Hecken hob hervor, welche Bedeutung das Prinzip der Gemeinsamen Selbstverwaltung habe und kritisierte die Bestrebungen von Gesundheitsminister Spahn, Erstattungsentscheidungen durch die Politik treffen zu lassen: „Da warte ich auf die nächste Bundestagswahl. Die werden keine Wahlplakate mehr drucken.  Die werden nur noch Interviews geben, was sie alles bezahlen, wenn sie gewählt werden.“
 
Bundesgesundheitsminister Spahn habe „eine Evidenzentscheidung via Bildzeitung“ getroffen: „Das Qualitätsgebot gilt nicht, das Wirtschaftlichkeitsgebot gilt nicht“, monierte Hecken und rechnete vor.

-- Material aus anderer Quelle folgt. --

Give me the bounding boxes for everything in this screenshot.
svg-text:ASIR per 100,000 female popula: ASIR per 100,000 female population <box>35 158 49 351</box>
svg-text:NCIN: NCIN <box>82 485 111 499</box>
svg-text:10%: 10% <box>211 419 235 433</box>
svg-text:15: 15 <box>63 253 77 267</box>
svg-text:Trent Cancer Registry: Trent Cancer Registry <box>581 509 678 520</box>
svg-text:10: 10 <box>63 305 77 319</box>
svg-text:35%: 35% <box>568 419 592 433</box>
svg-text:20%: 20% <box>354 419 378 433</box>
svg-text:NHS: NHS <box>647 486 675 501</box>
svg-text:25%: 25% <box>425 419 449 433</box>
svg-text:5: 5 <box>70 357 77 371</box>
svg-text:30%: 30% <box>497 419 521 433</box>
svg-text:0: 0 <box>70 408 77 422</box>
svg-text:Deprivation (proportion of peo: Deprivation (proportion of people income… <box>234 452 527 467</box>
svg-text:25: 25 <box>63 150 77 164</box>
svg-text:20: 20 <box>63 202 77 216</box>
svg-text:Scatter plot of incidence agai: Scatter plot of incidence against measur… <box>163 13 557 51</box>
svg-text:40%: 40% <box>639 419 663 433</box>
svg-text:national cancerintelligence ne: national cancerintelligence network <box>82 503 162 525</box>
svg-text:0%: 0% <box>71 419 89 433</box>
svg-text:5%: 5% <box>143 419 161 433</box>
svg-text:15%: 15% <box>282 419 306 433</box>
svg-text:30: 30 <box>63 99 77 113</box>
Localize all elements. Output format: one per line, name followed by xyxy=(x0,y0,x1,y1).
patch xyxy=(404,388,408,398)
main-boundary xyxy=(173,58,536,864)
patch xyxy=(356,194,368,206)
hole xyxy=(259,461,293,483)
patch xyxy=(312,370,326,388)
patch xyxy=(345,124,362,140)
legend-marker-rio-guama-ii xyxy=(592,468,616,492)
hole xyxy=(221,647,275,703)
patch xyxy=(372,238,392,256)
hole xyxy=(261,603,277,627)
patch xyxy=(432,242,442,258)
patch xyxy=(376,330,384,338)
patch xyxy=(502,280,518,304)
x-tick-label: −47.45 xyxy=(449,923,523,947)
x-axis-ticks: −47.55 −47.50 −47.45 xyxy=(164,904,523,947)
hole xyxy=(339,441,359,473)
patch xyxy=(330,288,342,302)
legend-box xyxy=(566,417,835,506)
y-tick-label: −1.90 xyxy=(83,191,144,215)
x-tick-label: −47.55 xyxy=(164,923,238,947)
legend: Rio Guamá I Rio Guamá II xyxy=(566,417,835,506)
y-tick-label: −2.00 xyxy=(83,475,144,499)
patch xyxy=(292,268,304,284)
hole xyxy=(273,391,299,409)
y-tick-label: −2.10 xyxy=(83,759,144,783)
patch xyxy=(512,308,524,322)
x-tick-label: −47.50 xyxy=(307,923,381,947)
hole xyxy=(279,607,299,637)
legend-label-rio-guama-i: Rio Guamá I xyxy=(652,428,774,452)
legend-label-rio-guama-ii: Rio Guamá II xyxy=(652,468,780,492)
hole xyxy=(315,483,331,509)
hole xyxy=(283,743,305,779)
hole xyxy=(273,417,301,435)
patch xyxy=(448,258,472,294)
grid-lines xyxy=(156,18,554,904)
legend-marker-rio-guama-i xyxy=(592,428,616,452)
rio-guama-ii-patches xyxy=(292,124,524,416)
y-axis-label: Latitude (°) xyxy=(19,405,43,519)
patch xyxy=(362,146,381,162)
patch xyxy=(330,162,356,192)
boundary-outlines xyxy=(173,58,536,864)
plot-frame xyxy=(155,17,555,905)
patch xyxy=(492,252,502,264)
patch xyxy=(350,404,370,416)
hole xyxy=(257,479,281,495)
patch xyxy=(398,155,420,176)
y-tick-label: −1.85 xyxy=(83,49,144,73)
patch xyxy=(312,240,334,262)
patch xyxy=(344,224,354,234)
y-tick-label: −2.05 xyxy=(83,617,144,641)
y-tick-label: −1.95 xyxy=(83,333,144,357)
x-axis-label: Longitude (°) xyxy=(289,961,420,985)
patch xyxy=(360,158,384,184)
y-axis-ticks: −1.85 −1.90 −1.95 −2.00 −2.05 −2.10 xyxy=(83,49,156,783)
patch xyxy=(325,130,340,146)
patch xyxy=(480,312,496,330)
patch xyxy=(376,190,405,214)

Wenn die von Spahn angegebenen 3 Millionen Betroffenen alle eine Liposuktion durchführen lassen würden, entstünden – selbst wenn dann aufgrund hoher Fallzahlen die Kosten je Behandlung auf weniger als ein Viertel reduziert werden könnten – Gesamtkosten für die GKV von 21 Milliarden Euro. Dies entspräche etwa 1,5 Prozentpunkten des Krankenkassenbeitrages.
 
Der Gesundheitskongress des Westens ging am Mittwochnachmittag nach zwei Tagen zu Ende. Über 1.000 Fachbesucher diskutierten in rund 30 Einzelveranstaltungen mit über 120 Referenten Themen aus allen Bereichen von Gesundheitspolitik und Gesundheitswirtschaft. Darunter: Digitale Revolution im Gesundheitswesen, Telemedizin, Krankenhausplanung, sektorübergreifende Versorgung, die Notfallversorgung, Personaluntergrenzen und Fachkraftquoten, die Krise des Belegarztwesens, die Lage der Rehaeinrichtungen und der Fachkräftemangel. Der Gesundheitskongress des Westens ist der führende Kongress für Gesundheitspolitik und Gesundheitswirtschaft im Westen Deutschlands.
 
Der nächste Gesundheitskongress des Westens findet am 10. und 11. März 2020 im Kölner Kongresszentrum Gürzenich statt.